CBT returns and payments, whether self-prepared or prepared by a tax professional, must be e-filed if the return period begin date is January 1, 2016 or later. This includes all CBT returns, estimated payments, extensions, and vouchers.
All businesses subject to CBT must use electronic methods to file and pay their Corporation Business Taxes. A business cannot opt out of e-file or e-pay.
This mandate does not include banking corporations and financial business corporations filing or making payments for Form BFC-1. Note: Regardless of whether one or more member of a combined group is a banking corporation or financial business corporation, all combined returns must be filed electronically.
If you do not file and pay electronically, we may impose penalties on your business
How Can I file my (my clients) returns electronically?
For your convenience, we provide an online filing service for Corporation Business Tax returns. However, you may use a third party computer software program intended for tax return preparation purposes. This includes an off-the-shelf software program or an online tax preparation application.
You may make a payment by EFT, e-check, or credit card through our online Corporation Business Tax Service.
What types of returns are not included?
You cannot electronically submit an amended return for tax years prior to 2019. You must use a paper return if you are submitting an amended Form CBT-100 or Form CBT-100S for a tax year before 2019. All other returns, payments, extension requests, and vouchers must be electronically filed.
What types of penalties can I be charged for not using electronic filing and payment methods?
If you don’t file and pay electronically, we can charge:
All penalties, interest, and collection fees are outlined in the New Jersey Taxpayers’ Bill of Rights (Publication ANJ-1).

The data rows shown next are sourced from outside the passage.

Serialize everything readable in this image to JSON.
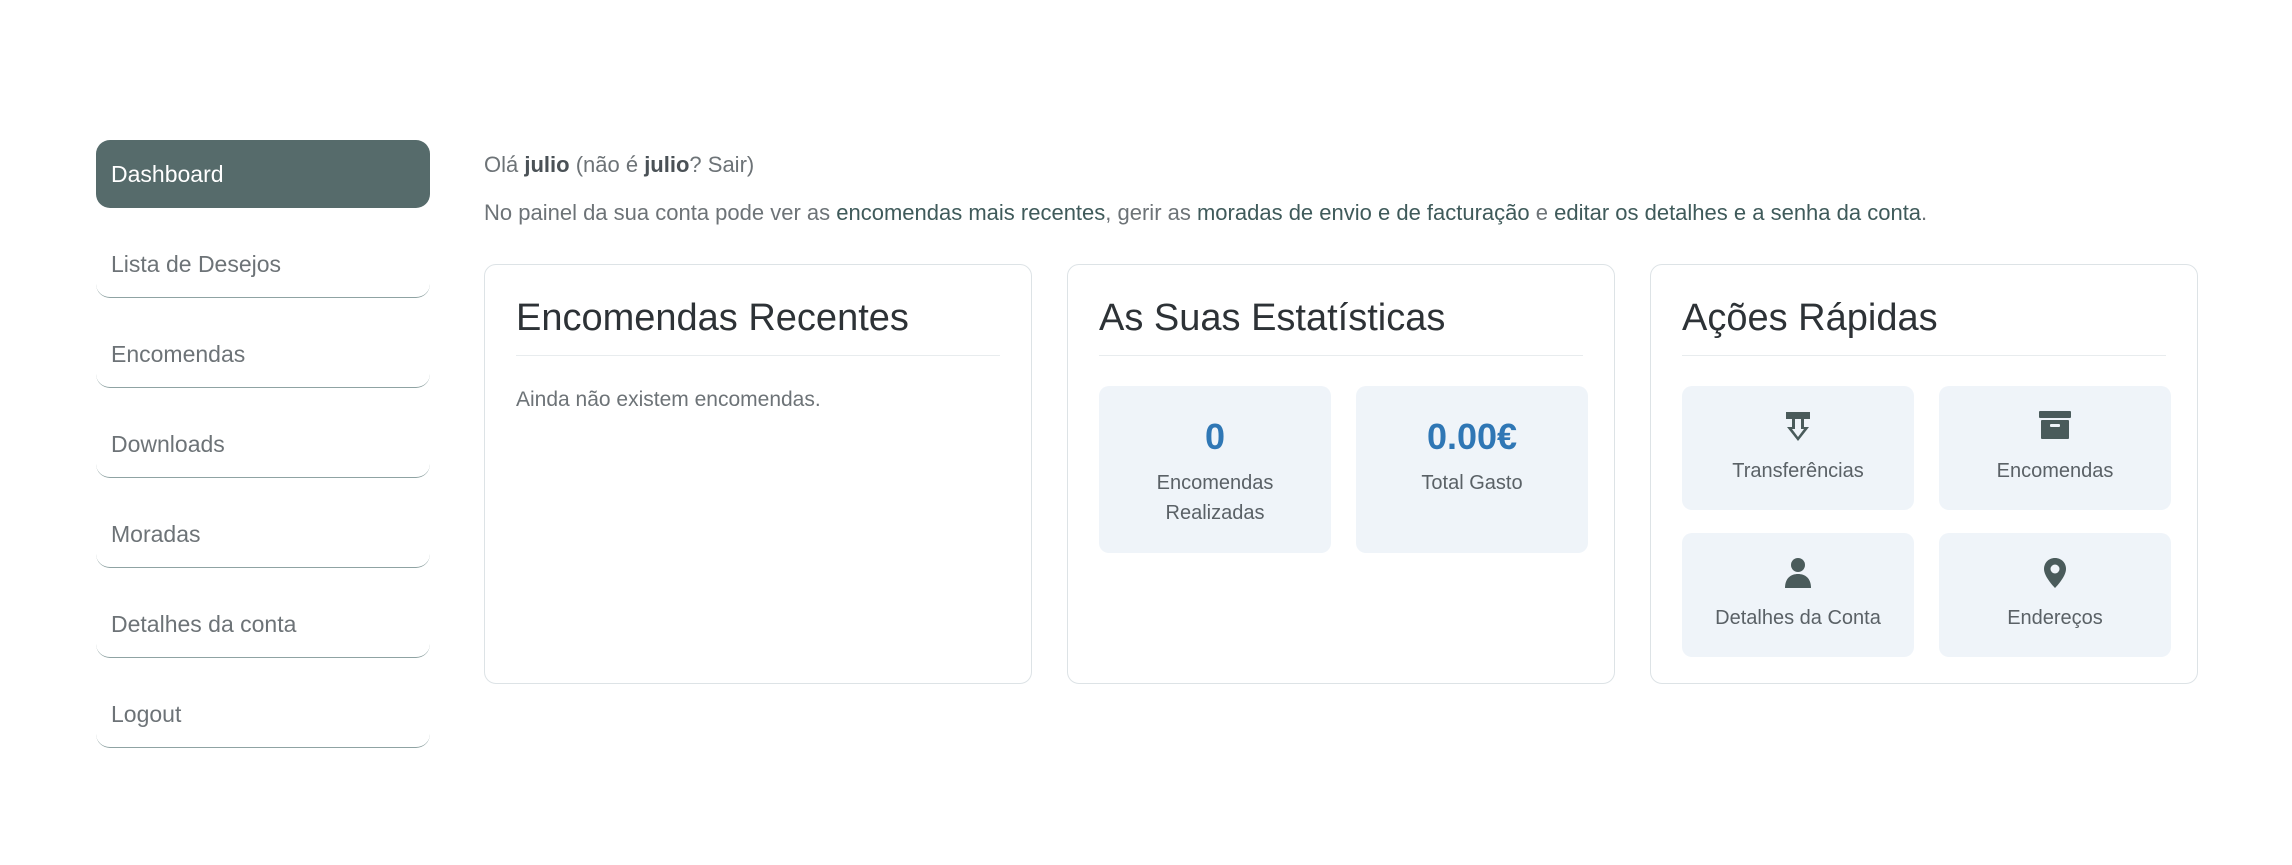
{
  "sidebar": {
    "items": [
      {
        "label": "Dashboard"
      },
      {
        "label": "Lista de Desejos"
      },
      {
        "label": "Encomendas"
      },
      {
        "label": "Downloads"
      },
      {
        "label": "Moradas"
      },
      {
        "label": "Detalhes da conta"
      },
      {
        "label": "Logout"
      }
    ]
  },
  "greeting": {
    "prefix": "Olá ",
    "user": "julio",
    "middle": " (não é ",
    "user2": "julio",
    "q": "? ",
    "logout": "Sair",
    "suffix": ")"
  },
  "intro": {
    "t1": "No painel da sua conta pode ver as ",
    "link1": "encomendas mais recentes",
    "t2": ", gerir as ",
    "link2": "moradas de envio e de facturação",
    "t3": " e ",
    "link3": "editar os detalhes e a senha da conta",
    "t4": "."
  },
  "recent": {
    "title": "Encomendas Recentes",
    "empty": "Ainda não existem encomendas."
  },
  "stats": {
    "title": "As Suas Estatísticas",
    "items": [
      {
        "value": "0",
        "label": "Encomendas Realizadas"
      },
      {
        "value": "0.00€",
        "label": "Total Gasto"
      }
    ]
  },
  "quick": {
    "title": "Ações Rápidas",
    "items": [
      {
        "label": "Transferências",
        "icon": "download-icon"
      },
      {
        "label": "Encomendas",
        "icon": "archive-box-icon"
      },
      {
        "label": "Detalhes da Conta",
        "icon": "user-icon"
      },
      {
        "label": "Endereços",
        "icon": "map-pin-icon"
      }
    ]
  },
  "colors": {
    "accent": "#566b6b",
    "stat_value": "#2f77b5",
    "tile_bg": "#eff4f9"
  }
}
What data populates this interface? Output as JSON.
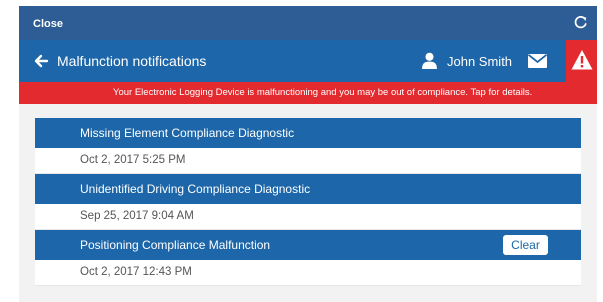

Can I view my returns prior to filing?
Yes. Since you are responsible for the accuracy of your tax returns, you should carefully review your returns prior to submitting them to us. This applies to returns you prepare and complete yourself and those returns prepared and completed by a paid tax preparer.
Does e-filing increase the preparer’s liability?
Under New Jersey tax law, the taxpayer is responsible for the accuracy of the information on their tax return, for filing it timely, and for timely payment of any tax owed. A tax practitioner who files New Jersey tax returns and/or pays New Jersey taxes on behalf of either an individual or a business client does not become personally responsible for payment of the client’s liabilities.